Назад в Москву я ехал на поезде. Расстаться с моим сокровищем – нелегальной литературой – у меня не хватило сил. Между тем мы подъехали к границе. В поезде начался таможенный досмотр, больше похожий на тюремный шмон. Тут только до меня дошло, что я наделал. Самым мягким наказанием за чемодан свободных книг в тогдашнем СССР – было бы исключение из консерватории и армия, могли и срок дать…

Таможенник работал педантично, подолгу оставался в каждом купе. Я был готов выть от отчаянья. Мое купе – последнее в вагоне. За мной – только купе проводницы, относившейся ко мне с симпатией.

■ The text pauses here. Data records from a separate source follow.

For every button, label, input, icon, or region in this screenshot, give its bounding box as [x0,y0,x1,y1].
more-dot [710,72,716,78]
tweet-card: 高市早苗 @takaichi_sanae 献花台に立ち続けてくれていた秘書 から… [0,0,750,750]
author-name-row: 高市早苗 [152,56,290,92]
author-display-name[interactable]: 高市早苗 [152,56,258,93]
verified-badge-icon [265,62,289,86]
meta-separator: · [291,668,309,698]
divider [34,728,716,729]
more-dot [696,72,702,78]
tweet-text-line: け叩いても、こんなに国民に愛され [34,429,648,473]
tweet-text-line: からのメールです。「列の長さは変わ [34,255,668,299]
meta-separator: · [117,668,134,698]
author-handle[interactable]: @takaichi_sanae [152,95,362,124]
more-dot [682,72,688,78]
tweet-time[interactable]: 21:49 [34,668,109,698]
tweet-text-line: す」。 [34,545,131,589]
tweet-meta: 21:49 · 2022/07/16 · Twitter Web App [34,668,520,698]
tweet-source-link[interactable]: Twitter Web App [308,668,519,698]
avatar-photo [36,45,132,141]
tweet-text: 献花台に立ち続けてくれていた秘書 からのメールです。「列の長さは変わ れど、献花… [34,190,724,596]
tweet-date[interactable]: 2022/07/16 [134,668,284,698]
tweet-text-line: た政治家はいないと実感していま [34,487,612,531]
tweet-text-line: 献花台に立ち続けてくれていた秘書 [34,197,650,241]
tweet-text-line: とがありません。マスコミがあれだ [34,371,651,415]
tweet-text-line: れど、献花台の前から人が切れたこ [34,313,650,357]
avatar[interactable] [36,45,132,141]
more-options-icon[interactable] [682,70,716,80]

Она приносила мне громадные куски черного хлеба с маслом… Я неловко прикрыл мои книги в чемодане парой рубашек и обреченно ждал катастрофы.

Прочесав последнее передо мной купе, худой таможенник с желтым лицом вдруг схватился за поясницу, присел и простонал: «Опять схватило, черт! Почки! Кто там еще у тебя?»

Проводница откликнулась: «Студент-очкарик, пацан-доходяга!»

Таможенник махнул рукой и пополз к выходу. Поезд тронулся, я был спасен!

Осенью я поехал в первое большое турне по ФРГ. Эта страна поразила меня какой-то железобетонной стабильностью, богатством и всеобщим стремлением к благополучию. Спросил, помню, еще в Восточном Берлине работника посольства СССР, высокого худого блондина с тонкими губами, напоминающего мне фашиста из советского кино: «Когда мы поедем в Западный Берлин?» Его ответ я не забуду никогда.

– Ни-ка-ко-го Западного Берлина не су-щест-ву-ет, есть только один Берлин – столица ГДР.

Интересно, как поживают сейчас все эти бывшие работники посольств, консульств, представительств бывшего СССР? Бесчисленные доценты и профессора марксистко-ленинской философии, политэкономии социализма, научного коммунизма. Целая армия учителей советской истории, полчища пропагандистов, политинформаторов, райкомовцы, обкомовцы, сотрудники первых отделов, орды продажных журналистов, газетчиков, телевизионщиков, миллионы рядовых и чиновных гэбэшников и прочие и прочие. Адское воинство. Во что оно превратилось в современной России? А ни во что не превратилось. Некоторые умерли. Другие, назначенные, разбогатели. Остальные делают то, что всегда делали. Только для новых хозяев…

В «западный сектор» меня отвозил мрачный худой молчаливый человек с длинным носом и вытянутым черепом, с угрюмой физиономией, в шляпе и макинтоше, некто Афонский. Выглядел он так, как будто только что вернулся с похорон. Когда мы миновали границу, Афонский неожиданно сказал: «Наконец-то на свободе!»